Thursday, June 22, 2006

The Nature of the Atonement

As I study, contemplate and pray about the nature and extent of the atonement and specifically of the word propitiation, as it is used in scripture (Rom 3:25; Heb 2:17; 1 John 2:2 and 4:10), I find it hard to see how anyone can see that Christ on the cross died for everyone in the same way. I say same way as Phill Johnson, at the 2003 Shepherds Conference, spoke on the extent of the atonement and the different ways reformed people see the atonement. However all reformed people would agree, I think, at the end of the day that Christ death was not a propitiation for anyone but the elect. While there may be an aspect of the cross that allows common grace to the unbeliever it is the believer that has had their sins ACTUALLY paid for. This is not speaking to the sufficiency of the atonement but the efficiency. While we can say the atonement was sufficient for the world, if God so desired it to be, and had infinite value, since any sin against an infinite God needs an infinite sacrifice, it is only efficient for the elect. I think it is the idea of “propitiation” that speaks to the saving efficiency of the atonement.

The death of Christ on the cross is only efficient for the elect because it those sins that were actually, in time and space, on the cross paid for. This is important because it takes some linguistic gymnastics to say that Christ’s sacrifice was for all in the same way and then say that not all are saved. This again comes back to the word “propitiation” which means the taking on of the wrath of God and thus Christ’s sacrifice took on that wrath for His children. If Christ took on the wrath of any that would not believe you either have to agree to universalism or believe that there are people in hell that are there having their sins paid for, or redefine what propitiation means.

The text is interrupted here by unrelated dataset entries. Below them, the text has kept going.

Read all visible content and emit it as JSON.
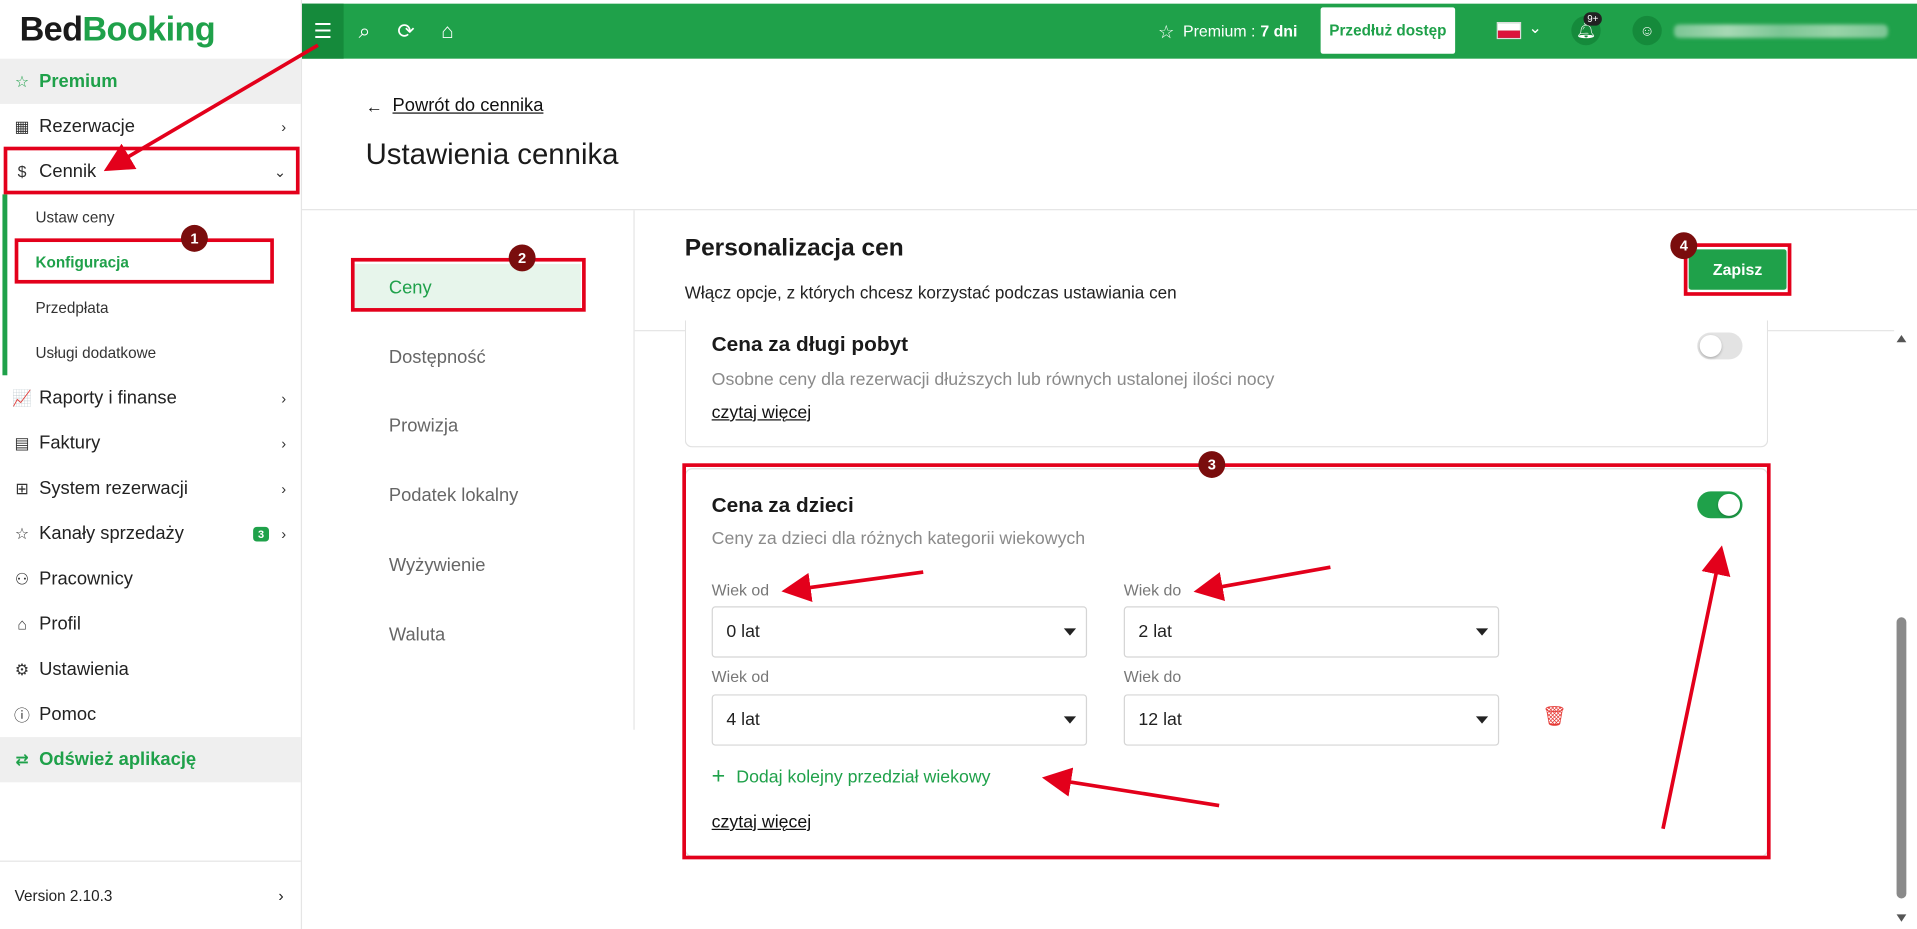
{
  "app": {
    "logo_part1": "Bed",
    "logo_part2": "Booking",
    "version": "Version 2.10.3"
  },
  "sidebar": {
    "premium": "Premium",
    "items": [
      {
        "label": "Rezerwacje",
        "icon": "calendar-icon"
      },
      {
        "label": "Cennik",
        "icon": "dollar-icon"
      },
      {
        "label": "Raporty i finanse",
        "icon": "chart-icon"
      },
      {
        "label": "Faktury",
        "icon": "invoice-icon"
      },
      {
        "label": "System rezerwacji",
        "icon": "grid-icon"
      },
      {
        "label": "Kanały sprzedaży",
        "icon": "star-icon",
        "badge": "3"
      },
      {
        "label": "Pracownicy",
        "icon": "user-add-icon"
      },
      {
        "label": "Profil",
        "icon": "building-icon"
      },
      {
        "label": "Ustawienia",
        "icon": "gear-icon"
      },
      {
        "label": "Pomoc",
        "icon": "info-icon"
      }
    ],
    "cennik_sub": [
      "Ustaw ceny",
      "Konfiguracja",
      "Przedpłata",
      "Usługi dodatkowe"
    ],
    "refresh": "Odśwież aplikację"
  },
  "topbar": {
    "premium_label": "Premium :",
    "premium_days": "7 dni",
    "extend_label": "Przedłuż dostęp",
    "notifications": "9+"
  },
  "page": {
    "back_link": "Powrót do cennika",
    "title": "Ustawienia cennika",
    "tabs": [
      "Ceny",
      "Dostępność",
      "Prowizja",
      "Podatek lokalny",
      "Wyżywienie",
      "Waluta"
    ],
    "active_tab": "Ceny"
  },
  "panel": {
    "title": "Personalizacja cen",
    "subtitle": "Włącz opcje, z których chcesz korzystać podczas ustawiania cen",
    "save_label": "Zapisz"
  },
  "long_stay": {
    "title": "Cena za długi pobyt",
    "desc": "Osobne ceny dla rezerwacji dłuższych lub równych ustalonej ilości nocy",
    "read_more": "czytaj więcej",
    "enabled": false
  },
  "children": {
    "title": "Cena za dzieci",
    "desc": "Ceny za dzieci dla różnych kategorii wiekowych",
    "enabled": true,
    "age_from_label": "Wiek od",
    "age_to_label": "Wiek do",
    "ranges": [
      {
        "from": "0 lat",
        "to": "2 lat"
      },
      {
        "from": "4 lat",
        "to": "12 lat"
      }
    ],
    "add_range": "Dodaj kolejny przedział wiekowy",
    "read_more": "czytaj więcej"
  },
  "annotations": {
    "numbers": [
      "1",
      "2",
      "3",
      "4"
    ],
    "color": "#e3001b"
  },
  "colors": {
    "accent": "#1fa14a",
    "danger": "#e53935"
  }
}
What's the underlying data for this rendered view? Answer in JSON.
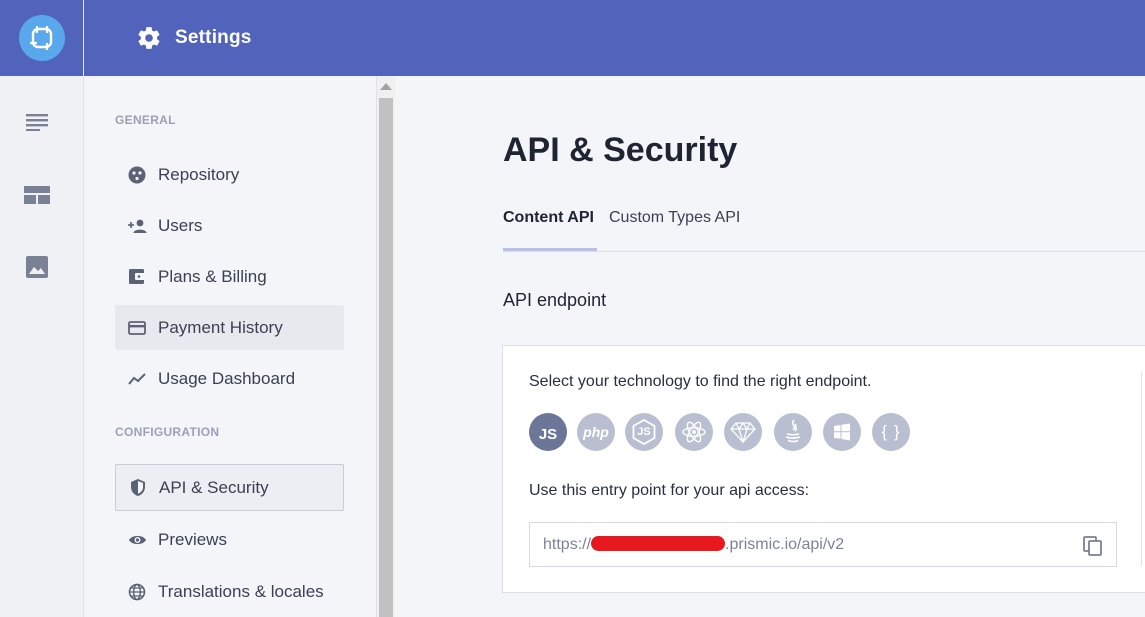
{
  "header": {
    "title": "Settings"
  },
  "rail": {
    "icons": [
      "document-list-icon",
      "layout-icon",
      "image-icon"
    ]
  },
  "sidebar": {
    "sections": [
      {
        "label": "GENERAL"
      },
      {
        "label": "CONFIGURATION"
      }
    ],
    "items": [
      {
        "label": "Repository",
        "icon": "palette-icon"
      },
      {
        "label": "Users",
        "icon": "add-user-icon"
      },
      {
        "label": "Plans & Billing",
        "icon": "wallet-icon"
      },
      {
        "label": "Payment History",
        "icon": "credit-card-icon"
      },
      {
        "label": "Usage Dashboard",
        "icon": "trend-line-icon"
      },
      {
        "label": "API & Security",
        "icon": "shield-icon"
      },
      {
        "label": "Previews",
        "icon": "eye-icon"
      },
      {
        "label": "Translations & locales",
        "icon": "globe-icon"
      }
    ],
    "hovered_item": "Payment History",
    "active_item": "API & Security"
  },
  "main": {
    "title": "API & Security",
    "tabs": [
      {
        "label": "Content API",
        "active": true
      },
      {
        "label": "Custom Types API",
        "active": false
      }
    ],
    "section_title": "API endpoint",
    "card": {
      "technology_prompt": "Select your technology to find the right endpoint.",
      "technologies": [
        {
          "label": "JS",
          "icon": "javascript-icon",
          "selected": true
        },
        {
          "label": "php",
          "icon": "php-icon",
          "selected": false
        },
        {
          "label": "JS",
          "icon": "nodejs-icon",
          "selected": false
        },
        {
          "label": "",
          "icon": "react-icon",
          "selected": false
        },
        {
          "label": "",
          "icon": "ruby-icon",
          "selected": false
        },
        {
          "label": "",
          "icon": "java-icon",
          "selected": false
        },
        {
          "label": "",
          "icon": "windows-icon",
          "selected": false
        },
        {
          "label": "{ }",
          "icon": "json-icon",
          "selected": false
        }
      ],
      "entry_prompt": "Use this entry point for your api access:",
      "endpoint_prefix": "https://",
      "endpoint_suffix": ".prismic.io/api/v2"
    }
  },
  "colors": {
    "header_bg": "#5163ba",
    "logo_bg": "#5aa8ec",
    "tech_selected": "#6b7699",
    "tech_default": "#b9bfd0",
    "tab_underline": "#b6c0ea",
    "redaction": "#e8191e"
  }
}
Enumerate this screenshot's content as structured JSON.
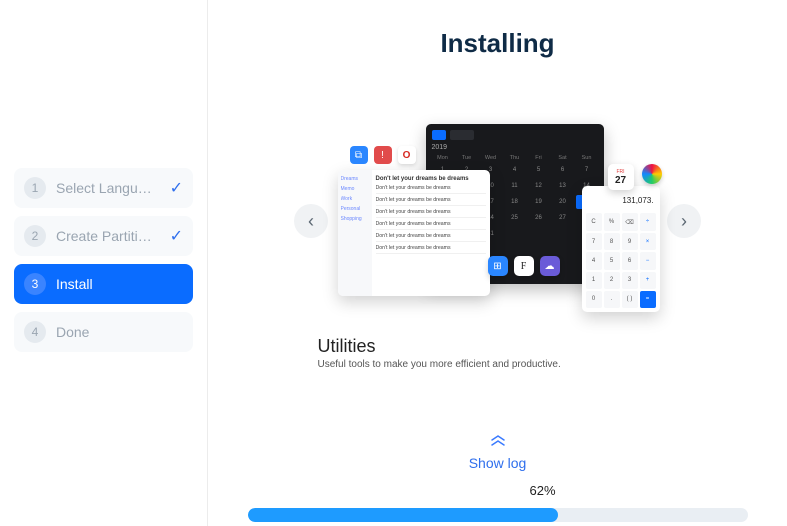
{
  "sidebar": {
    "steps": [
      {
        "num": "1",
        "label": "Select Langu…",
        "done": true,
        "active": false
      },
      {
        "num": "2",
        "label": "Create Partiti…",
        "done": true,
        "active": false
      },
      {
        "num": "3",
        "label": "Install",
        "done": false,
        "active": true
      },
      {
        "num": "4",
        "label": "Done",
        "done": false,
        "active": false
      }
    ]
  },
  "main": {
    "title": "Installing",
    "slide": {
      "title": "Utilities",
      "subtitle": "Useful tools to make you more efficient and productive.",
      "calendar": {
        "year": "2019",
        "days": [
          "Mon",
          "Tue",
          "Wed",
          "Thu",
          "Fri",
          "Sat",
          "Sun"
        ]
      },
      "notes_line": "Don't let your dreams be dreams",
      "calc_display": "131,073.",
      "date_badge": {
        "dow": "FRI",
        "num": "27"
      }
    },
    "showlog": "Show log",
    "progress": {
      "percent_label": "62%",
      "percent_value": 62
    }
  }
}
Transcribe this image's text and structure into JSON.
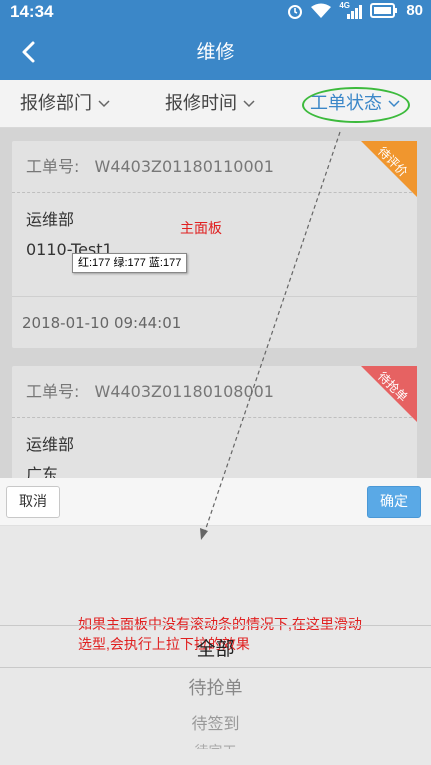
{
  "status_bar": {
    "time": "14:34",
    "network": "4G",
    "battery": "80"
  },
  "nav": {
    "title": "维修"
  },
  "filters": [
    {
      "label": "报修部门"
    },
    {
      "label": "报修时间"
    },
    {
      "label": "工单状态"
    }
  ],
  "cards": [
    {
      "order_label": "工单号:",
      "order_no": "W4403Z01180110001",
      "dept": "运维部",
      "name": "0110-Test1",
      "time": "2018-01-10 09:44:01",
      "badge": "待评价",
      "badge_color": "#f0962e"
    },
    {
      "order_label": "工单号:",
      "order_no": "W4403Z01180108001",
      "dept": "运维部",
      "name": "广东",
      "badge": "待抢单",
      "badge_color": "#e66262"
    }
  ],
  "annotations": {
    "main_panel": "主面板",
    "color_tip": "红:177 绿:177 蓝:177",
    "picker_note": "如果主面板中没有滚动条的情况下,在这里滑动选型,会执行上拉下拉的效果"
  },
  "picker": {
    "cancel_label": "取消",
    "ok_label": "确定",
    "options": [
      "全部",
      "待抢单",
      "待签到",
      "待完工"
    ]
  }
}
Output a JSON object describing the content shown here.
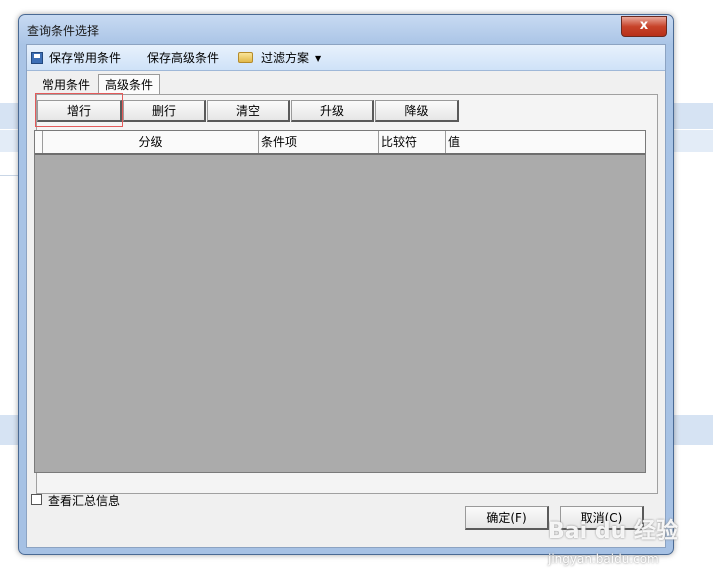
{
  "window": {
    "title": "查询条件选择",
    "close_glyph": "x"
  },
  "toolbar": {
    "save_common": "保存常用条件",
    "save_advanced": "保存高级条件",
    "filter_scheme": "过滤方案"
  },
  "tabs": [
    {
      "label": "常用条件",
      "active": false
    },
    {
      "label": "高级条件",
      "active": true
    }
  ],
  "actions": {
    "add_row": "增行",
    "delete_row": "删行",
    "clear": "清空",
    "upgrade": "升级",
    "downgrade": "降级"
  },
  "grid": {
    "columns": [
      "分级",
      "条件项",
      "比较符",
      "值"
    ]
  },
  "footer": {
    "summary_checkbox": "查看汇总信息",
    "ok": "确定(F)",
    "cancel": "取消(C)"
  },
  "watermark": {
    "logo": "Bai du 经验",
    "url": "jingyan.baidu.com"
  },
  "colors": {
    "title_gradient": "#a9c4e6",
    "toolbar": "#cfe2f8",
    "grid_bg": "#ababab",
    "highlight": "#e35a5a",
    "close": "#c7432a"
  }
}
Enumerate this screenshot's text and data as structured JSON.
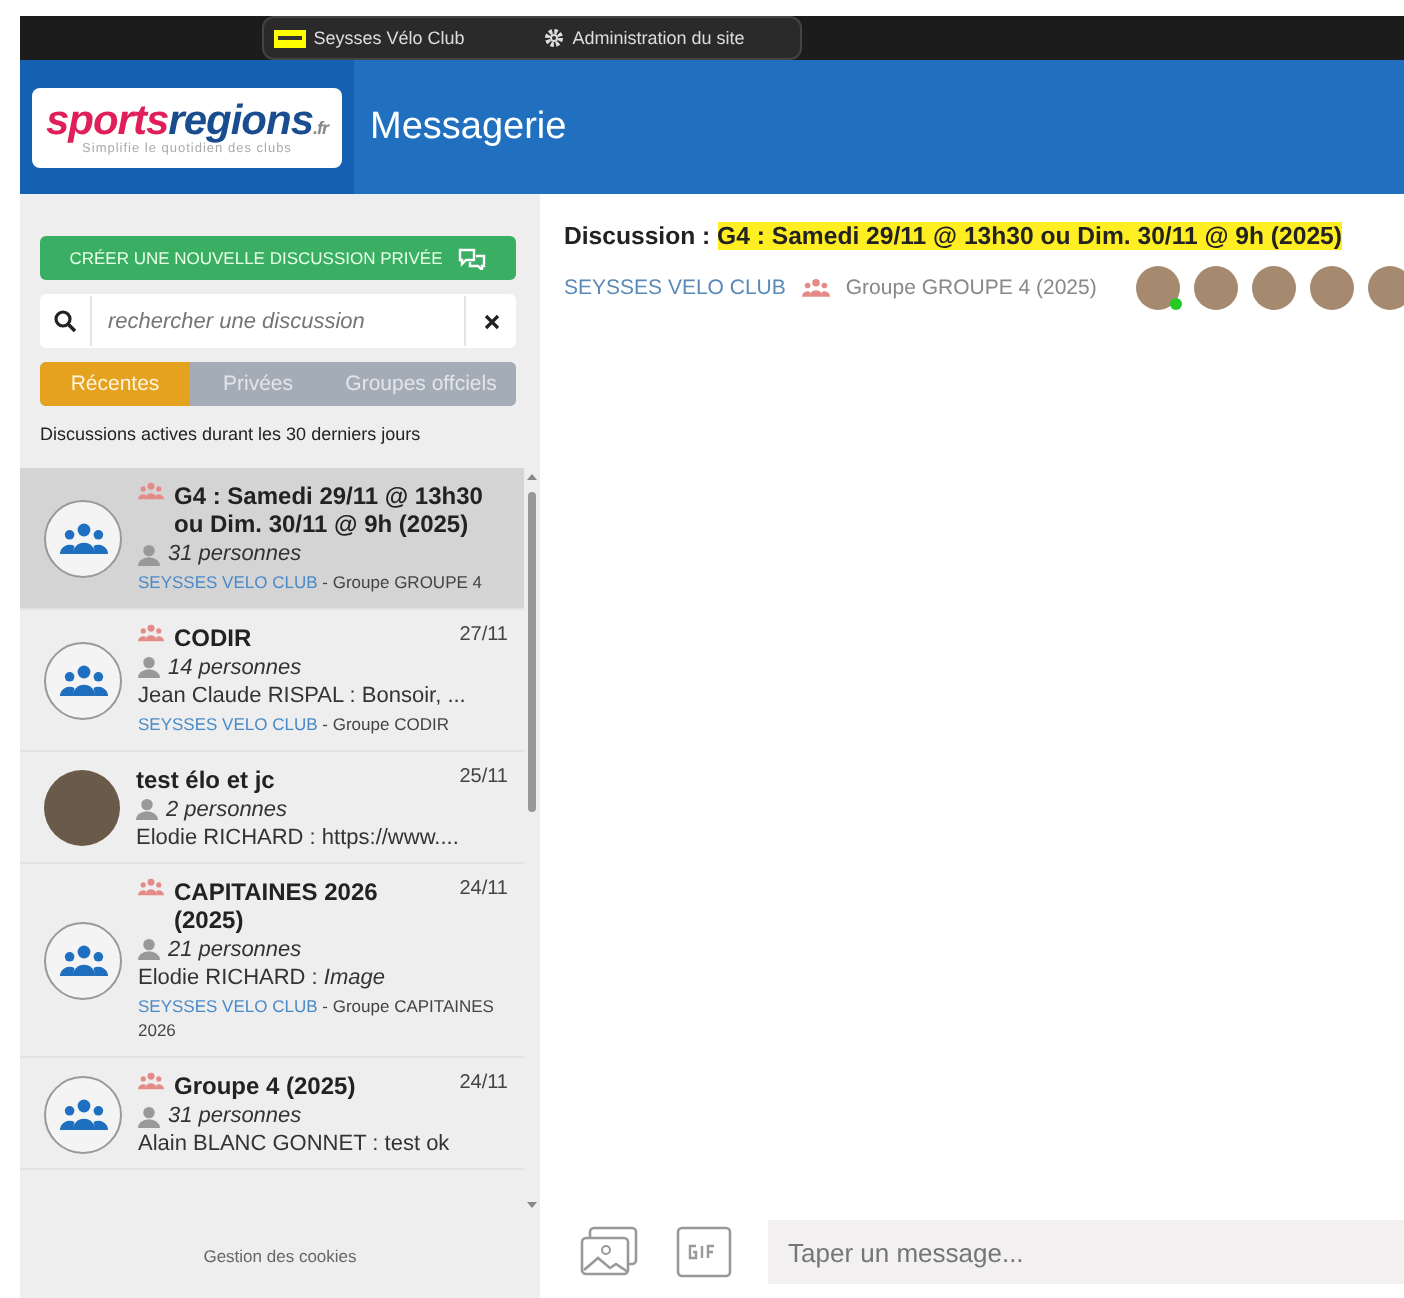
{
  "top_bar": {
    "items": [
      {
        "kind": "club",
        "label": "Seysses Vélo Club"
      },
      {
        "kind": "admin",
        "label": "Administration du site"
      }
    ]
  },
  "header": {
    "logo_part_1": "sports",
    "logo_part_2": "regions",
    "logo_suffix": ".fr",
    "logo_tagline": "Simplifie le quotidien des clubs",
    "title": "Messagerie"
  },
  "sidebar": {
    "new_button": "CRÉER UNE NOUVELLE DISCUSSION PRIVÉE",
    "search": {
      "placeholder": "rechercher une discussion"
    },
    "tabs": [
      {
        "label": "Récentes",
        "selected": true
      },
      {
        "label": "Privées",
        "selected": false
      },
      {
        "label": "Groupes offciels",
        "selected": false
      }
    ],
    "filter_note": "Discussions actives durant les 30 derniers jours",
    "discussions": [
      {
        "kind": "group",
        "title": "G4 : Samedi 29/11 @ 13h30 ou Dim. 30/11 @ 9h (2025)",
        "members": "31 personnes",
        "club": "SEYSSES VELO CLUB",
        "group": "Groupe GROUPE 4",
        "selected": true
      },
      {
        "kind": "group",
        "title": "CODIR",
        "date": "27/11",
        "members": "14 personnes",
        "last_message": "Jean Claude RISPAL :  Bonsoir, ...",
        "club": "SEYSSES VELO CLUB",
        "group": "Groupe CODIR",
        "selected": false
      },
      {
        "kind": "private",
        "title": "test élo et jc",
        "date": "25/11",
        "members": "2 personnes",
        "last_message": "Elodie RICHARD :  https://www....",
        "selected": false
      },
      {
        "kind": "group",
        "title": "CAPITAINES 2026 (2025)",
        "date": "24/11",
        "members": "21 personnes",
        "last_message": "Elodie RICHARD :  *Image*",
        "club": "SEYSSES VELO CLUB",
        "group": "Groupe CAPITAINES 2026",
        "selected": false
      },
      {
        "kind": "group",
        "title": "Groupe 4 (2025)",
        "date": "24/11",
        "members": "31 personnes",
        "last_message": "Alain BLANC GONNET :  test ok",
        "selected": false
      }
    ],
    "org_separator": "-",
    "footer": "Gestion des cookies"
  },
  "conversation": {
    "title_prefix": "Discussion :",
    "title": "G4 : Samedi 29/11 @ 13h30 ou Dim. 30/11 @ 9h (2025)",
    "highlighted": true,
    "club": "SEYSSES VELO CLUB",
    "group": "Groupe GROUPE 4 (2025)",
    "participants": [
      {
        "online": true
      },
      {
        "online": false
      },
      {
        "online": false
      },
      {
        "online": false
      },
      {
        "online": false
      }
    ],
    "composer": {
      "placeholder": "Taper un message..."
    }
  }
}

I by no way have all the answers and even tend to struggle with grasping the whole sufficiently-efficiency, Phill Johnson’s talk has helped greatly in this area. But at the heart of the matter is what happened on the cross. Did Christ die for sins of all (as many like to define all, meaning everyone without exception) or some (all as in meaning from every tribe tongue and nation)? Christ’s death does garner some effect for the unbeliever but not a saving effect or one that pays for sin. I think this is one of those issue that is hard to get ones arms around, as evidenced by disagreements even among those that agree on the end results. But, for those that see Christ dieing for the world in the same manner they, in my opinion, deny the substitutionary aspect of the atonement.

I probably need to think more on this but to ignore the atonement or redefine it often leads to a denial of God’s sovereignty in salvation. Of course there are those that redefine God’s sovereignty to save man’s autonomy and then change the definition of the atonement but either way they end up in the same place and that is to change the God of the Bible to the God of man’s desires. The God we worship needs to be the God of the Bible and not the God of our own making even if the God we find in the Bible makes us uncomfortable. When you think of it, an infinite Holy God should in many ways make us uncomfortable.